El Minotauro. El Mediterráneo. Creta. Ariadna y su hilo, Ariadna y su gran amor. Teseo, el héroe. Teseo, símbolo de todos los héroes, símbolo de la traición, símbolo de todos los oportunistas y manipuladores. Alguien debe ser sacrificado: el toro, el monstruo es la víctima propiciatoria. Todo el Mediterráneo es un gran toro, está en la genética, está no solo en las tradiciones, concepto sin ese matiz peyorativo del sr. Barrero, sino en nuestro inconsciente colectivo que nos persigue desde las culturas mesopotámicas. Arquetipos junguianos pero reales que anidan en nuestros abismos más profundos. Porque si somos algo, somos el Mediterráneo, independientemente de Serrat y su independentismo y de su oportunismo juglariano.
No me gusta la Fiesta, no soy de toreos ni de corridas (por favor, no me malinterpreten eróticamente). No me atrae su estética, ni estoy de acuerdo. Que quede claro.
Pero no somos diferentes de lo que éramos hace diez mil años, a pesar del barniz civilizatorio y posmoderno. Debajo de su capa sigue anidando el cazador que fuimos y el que somos. Y debemos aceptarnos como somos, con nuestras grandes incongruencias, con nuestros símbolos, con nuestros ritos y con nuestras tradiciones.
Y las críticas siempre recaen sobre los mismos, sobre los pobres españoles. Porque sigue sigue existiendo la cruel caza del zorro en Inglaterra, la matanza de búfalos en Nepal, etc. Y está el rito de la caza en todo el mundo: ballenas, alces, ciervos, toros, pinguinos… sin contar los que se sacrifican para que comamos.

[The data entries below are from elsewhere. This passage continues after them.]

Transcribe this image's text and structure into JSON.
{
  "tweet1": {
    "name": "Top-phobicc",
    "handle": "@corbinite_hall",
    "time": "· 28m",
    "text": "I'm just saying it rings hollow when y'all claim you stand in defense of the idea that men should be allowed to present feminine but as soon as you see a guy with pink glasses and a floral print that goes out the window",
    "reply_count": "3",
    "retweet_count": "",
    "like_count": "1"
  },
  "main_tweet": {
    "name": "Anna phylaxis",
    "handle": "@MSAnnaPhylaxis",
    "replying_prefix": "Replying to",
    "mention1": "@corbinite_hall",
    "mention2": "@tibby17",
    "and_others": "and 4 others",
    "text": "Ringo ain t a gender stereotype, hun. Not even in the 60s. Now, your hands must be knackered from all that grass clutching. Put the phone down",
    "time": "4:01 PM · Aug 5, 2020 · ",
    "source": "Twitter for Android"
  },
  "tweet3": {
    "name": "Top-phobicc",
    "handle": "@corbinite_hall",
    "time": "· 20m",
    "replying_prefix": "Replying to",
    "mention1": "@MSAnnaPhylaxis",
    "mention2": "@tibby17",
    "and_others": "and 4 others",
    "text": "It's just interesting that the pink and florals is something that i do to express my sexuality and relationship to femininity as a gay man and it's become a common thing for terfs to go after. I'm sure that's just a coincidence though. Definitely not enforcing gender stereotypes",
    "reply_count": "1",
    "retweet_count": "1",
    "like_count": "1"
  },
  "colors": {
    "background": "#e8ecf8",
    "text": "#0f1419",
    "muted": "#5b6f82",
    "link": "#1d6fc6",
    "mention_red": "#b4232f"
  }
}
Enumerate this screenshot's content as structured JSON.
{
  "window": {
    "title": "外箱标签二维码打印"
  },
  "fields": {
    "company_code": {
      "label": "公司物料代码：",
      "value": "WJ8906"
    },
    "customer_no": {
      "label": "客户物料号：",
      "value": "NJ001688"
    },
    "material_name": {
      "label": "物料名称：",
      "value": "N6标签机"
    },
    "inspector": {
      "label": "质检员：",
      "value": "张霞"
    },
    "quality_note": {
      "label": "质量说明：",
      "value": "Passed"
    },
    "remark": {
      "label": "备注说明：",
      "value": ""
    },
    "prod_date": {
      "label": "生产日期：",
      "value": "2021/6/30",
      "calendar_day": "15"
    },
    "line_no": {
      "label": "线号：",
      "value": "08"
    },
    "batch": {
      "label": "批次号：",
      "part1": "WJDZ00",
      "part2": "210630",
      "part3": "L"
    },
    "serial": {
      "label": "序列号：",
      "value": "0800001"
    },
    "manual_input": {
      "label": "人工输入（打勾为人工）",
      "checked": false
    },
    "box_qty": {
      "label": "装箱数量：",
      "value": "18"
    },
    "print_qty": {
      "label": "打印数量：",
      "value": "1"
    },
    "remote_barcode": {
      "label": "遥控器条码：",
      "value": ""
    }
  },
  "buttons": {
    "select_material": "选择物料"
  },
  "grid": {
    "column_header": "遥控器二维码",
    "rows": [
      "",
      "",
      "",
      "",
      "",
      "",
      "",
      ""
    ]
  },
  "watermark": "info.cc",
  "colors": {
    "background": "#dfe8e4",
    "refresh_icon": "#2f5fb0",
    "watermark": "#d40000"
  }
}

Solo los buenistas posmodernos escriben artículos de este tipo, artículos de inculpación gratuita a toda una población, para hacernos sentir inferiores, culpables y minusvalorados ante los que lo critican o lo han hecho desaparecer de su ámbito de influencia.

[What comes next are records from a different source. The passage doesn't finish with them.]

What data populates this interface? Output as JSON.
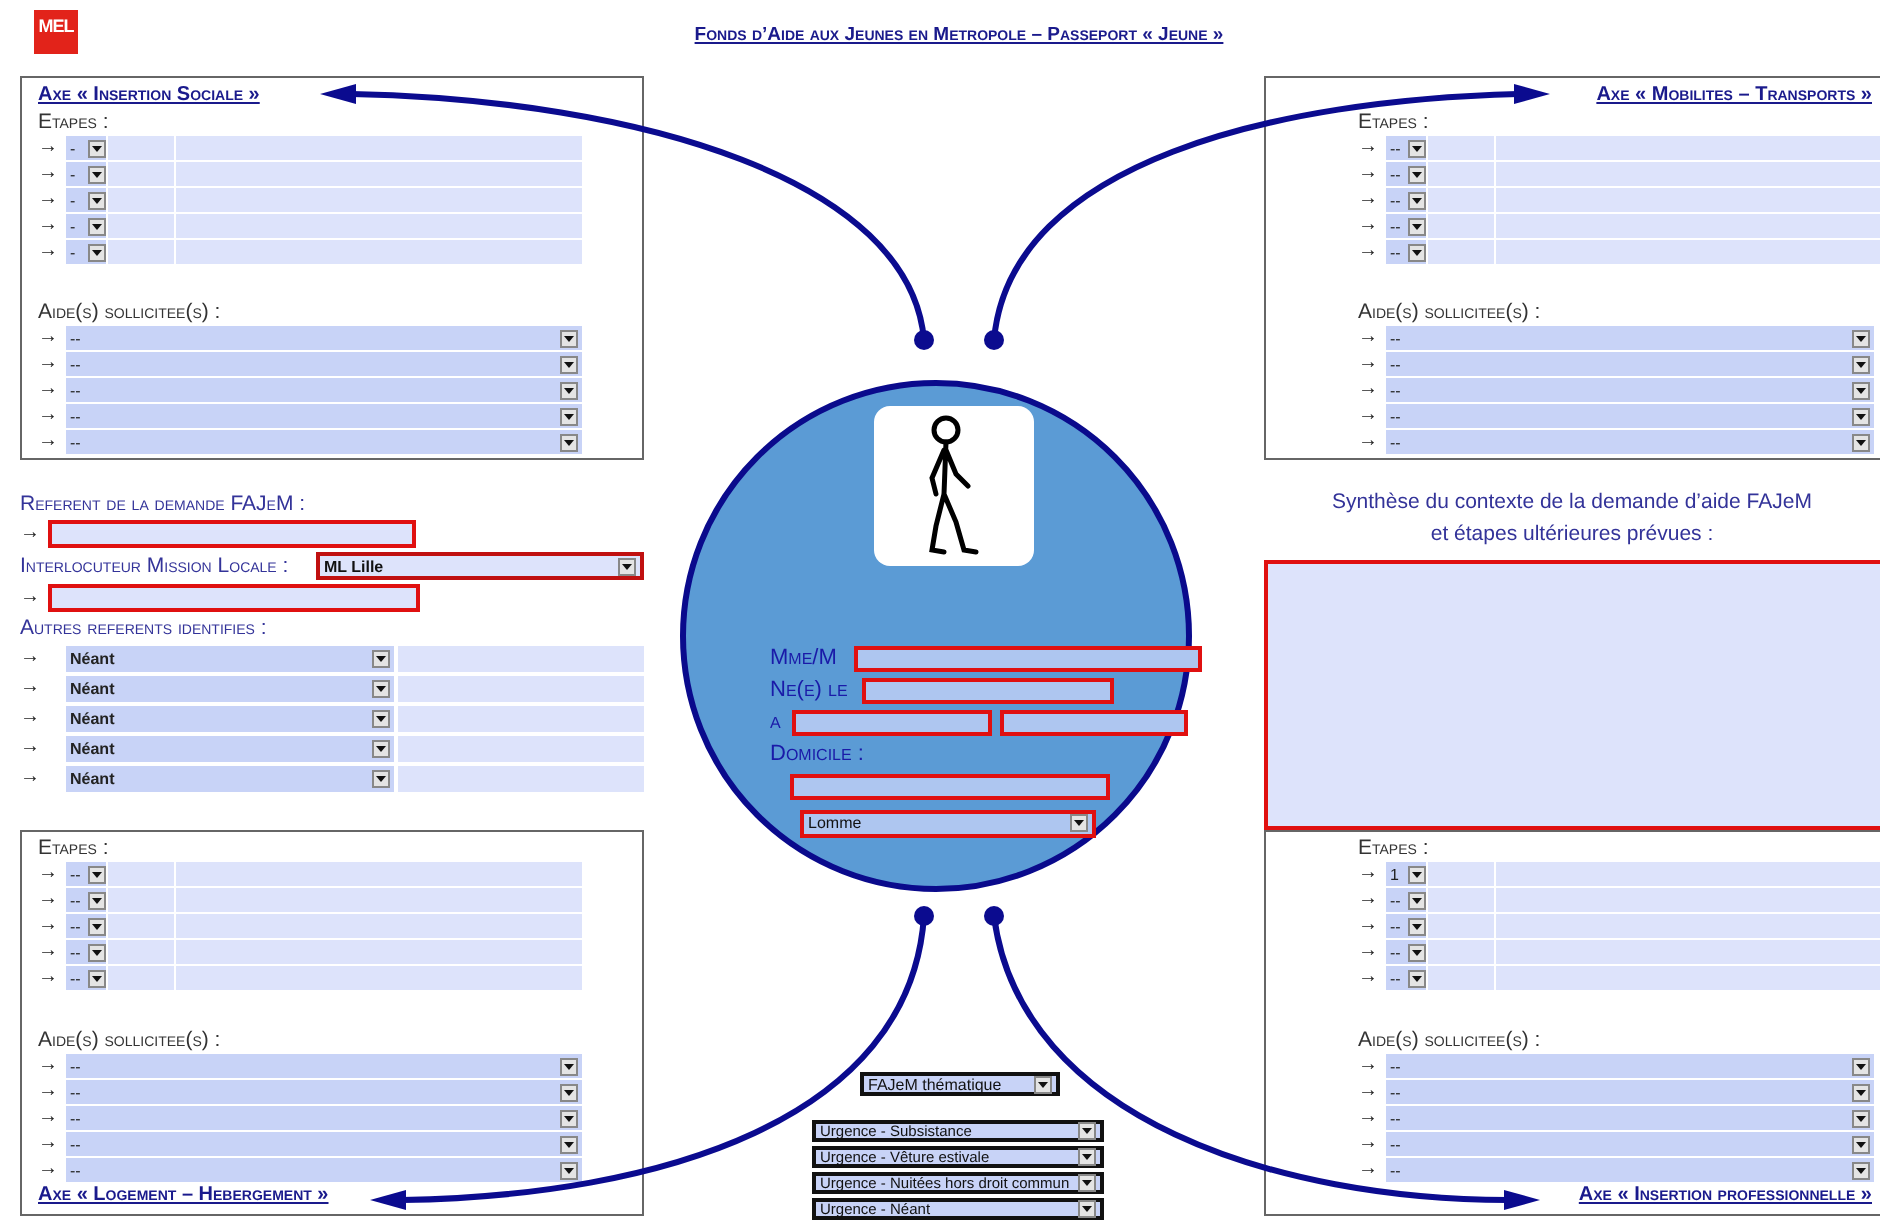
{
  "header": {
    "logo": "MEL",
    "title": "Fonds d’Aide aux Jeunes en Metropole – Passeport «  Jeune »"
  },
  "top_axes": [
    {
      "title": "Axe « Insertion Sociale »",
      "kind": "left",
      "etapes_label": "Etapes :",
      "etapes": [
        {
          "bullet": "→",
          "value": "-"
        },
        {
          "bullet": "→",
          "value": "-"
        },
        {
          "bullet": "→",
          "value": "-"
        },
        {
          "bullet": "→",
          "value": "-"
        },
        {
          "bullet": "→",
          "value": "-"
        }
      ],
      "aides_label": "Aide(s) sollicitee(s) :",
      "aides": [
        {
          "bullet": "→",
          "value": "--"
        },
        {
          "bullet": "→",
          "value": "--"
        },
        {
          "bullet": "→",
          "value": "--"
        },
        {
          "bullet": "→",
          "value": "--"
        },
        {
          "bullet": "→",
          "value": "--"
        }
      ]
    },
    {
      "title": "Axe « Mobilites – Transports »",
      "kind": "right",
      "etapes_label": "Etapes :",
      "etapes": [
        {
          "bullet": "→",
          "value": "--"
        },
        {
          "bullet": "→",
          "value": "--"
        },
        {
          "bullet": "→",
          "value": "--"
        },
        {
          "bullet": "→",
          "value": "--"
        },
        {
          "bullet": "→",
          "value": "--"
        }
      ],
      "aides_label": "Aide(s) sollicitee(s) :",
      "aides": [
        {
          "bullet": "→",
          "value": "--"
        },
        {
          "bullet": "→",
          "value": "--"
        },
        {
          "bullet": "→",
          "value": "--"
        },
        {
          "bullet": "→",
          "value": "--"
        },
        {
          "bullet": "→",
          "value": "--"
        }
      ]
    }
  ],
  "referents": {
    "referent_label": "Referent de la demande FAJeM :",
    "referent_bullet": "→",
    "interlocuteur_label": "Interlocuteur Mission Locale :",
    "interlocuteur_value": "ML Lille",
    "interlocuteur_bullet": "→",
    "autres_label": "Autres referents identifies :",
    "autres": [
      {
        "bullet": "→",
        "value": "Néant"
      },
      {
        "bullet": "→",
        "value": "Néant"
      },
      {
        "bullet": "→",
        "value": "Néant"
      },
      {
        "bullet": "→",
        "value": "Néant"
      },
      {
        "bullet": "→",
        "value": "Néant"
      }
    ]
  },
  "person": {
    "name_label": "Mme/M",
    "born_label": "Ne(e) le",
    "place_label": "a",
    "home_label": "Domicile :",
    "city": "Lomme"
  },
  "synthese": {
    "title_lines": [
      "Synthèse du contexte de la demande d’aide FAJeM",
      "et étapes ultérieures prévues :"
    ]
  },
  "bottom_axes": [
    {
      "title": "Axe « Logement – Hebergement »",
      "kind": "left",
      "etapes_label": "Etapes :",
      "etapes": [
        {
          "bullet": "→",
          "value": "--"
        },
        {
          "bullet": "→",
          "value": "--"
        },
        {
          "bullet": "→",
          "value": "--"
        },
        {
          "bullet": "→",
          "value": "--"
        },
        {
          "bullet": "→",
          "value": "--"
        }
      ],
      "aides_label": "Aide(s) sollicitee(s) :",
      "aides": [
        {
          "bullet": "→",
          "value": "--"
        },
        {
          "bullet": "→",
          "value": "--"
        },
        {
          "bullet": "→",
          "value": "--"
        },
        {
          "bullet": "→",
          "value": "--"
        },
        {
          "bullet": "→",
          "value": "--"
        }
      ]
    },
    {
      "title": "Axe « Insertion professionnelle »",
      "kind": "right",
      "etapes_label": "Etapes :",
      "etapes": [
        {
          "bullet": "→",
          "value": "1"
        },
        {
          "bullet": "→",
          "value": "--"
        },
        {
          "bullet": "→",
          "value": "--"
        },
        {
          "bullet": "→",
          "value": "--"
        },
        {
          "bullet": "→",
          "value": "--"
        }
      ],
      "aides_label": "Aide(s) sollicitee(s) :",
      "aides": [
        {
          "bullet": "→",
          "value": "--"
        },
        {
          "bullet": "→",
          "value": "--"
        },
        {
          "bullet": "→",
          "value": "--"
        },
        {
          "bullet": "→",
          "value": "--"
        },
        {
          "bullet": "→",
          "value": "--"
        }
      ]
    }
  ],
  "aid_types": {
    "thematic": "FAJeM thématique",
    "urgences": [
      "Urgence - Subsistance",
      "Urgence - Vêture estivale",
      "Urgence - Nuitées hors droit commun",
      "Urgence - Néant"
    ]
  }
}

Despertemos y revelemosnos contra la inculpación, estemos o no de acuerdo con la Fiesta. Por que el objetivo no es el apiadarse de los pobres animales sino el de la inculpación, base idiosíncrásica de la izquierda patria.

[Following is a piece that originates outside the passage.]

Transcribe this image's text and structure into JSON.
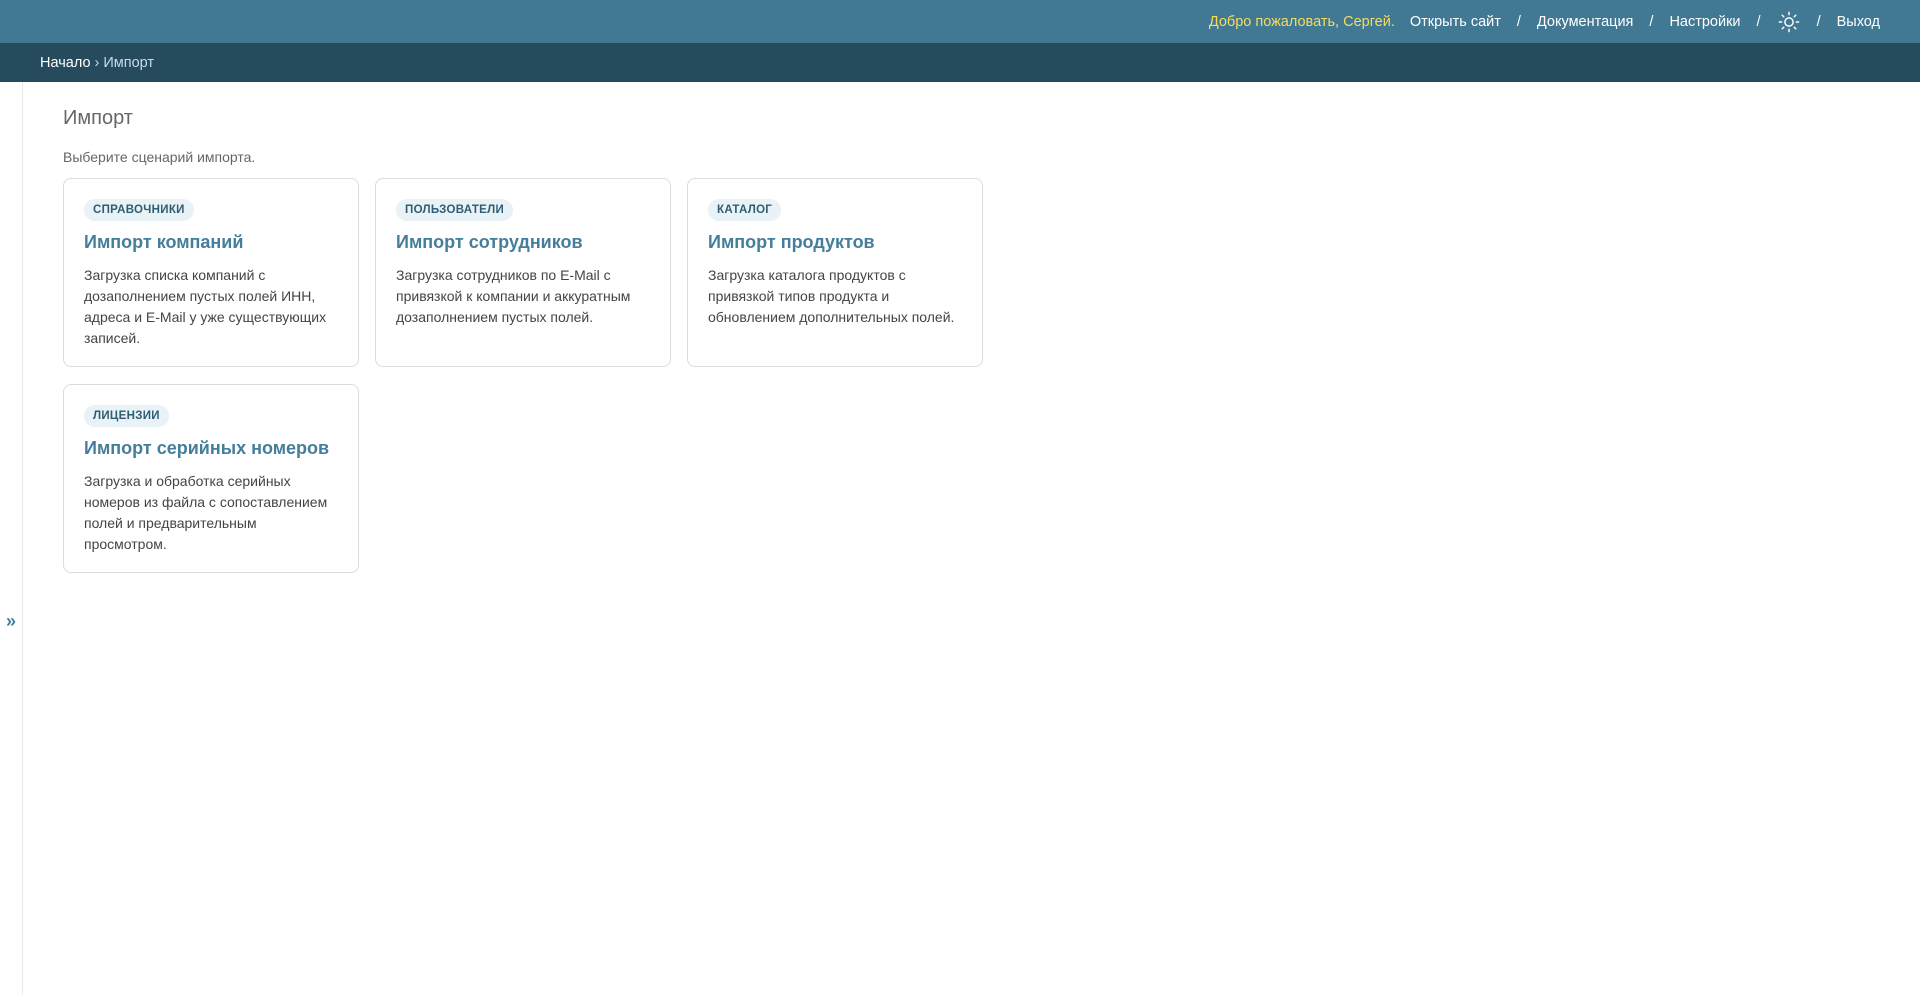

El Minotauro, Ariadna. La poesìa. El mito. Siempre el sacrificio es en honor de una bella mujer. No hemos cambiado. Admitámoslo. Y estaremos en paz con nosotros mismos.
La vida y la muerte, el valor, la tradición, la poesía, el mito, la belleza, la sangre, la arena… Me parece muy bien, pero todo eso choca con el hecho de torturar un animal. Y estoy de acuerdo con que los animales no tienen derechos porque no tienen deberes, que un animal no es un ser humano, que el personal está muy pasado de vueltas con el tema del animalismo, etc., pero nada justifica que se los maltrate, ni a un perro ni a un toro en una plaza o en las fiestas de la Vera (que viene a ser lo mismo): todo lo demás es buscar excusas para justificar lo injustificable. He leído toda clase de opiniones a favor y en contra de los toros (desde las más o menos inteligentes de un Fernando Savater hasta las estupideces de un Rubén Amón), y la única que me parece sensata es la de Joaquín Sabina cuando decía en una entrevista que si discute con un antitaurino no tiene más remedio que darle la razón, pero que a él los toros le gustan. Todo lo demás son malabarismos dialécticos más o menos hábiles (Savater) o simplemente impresentables (Amón).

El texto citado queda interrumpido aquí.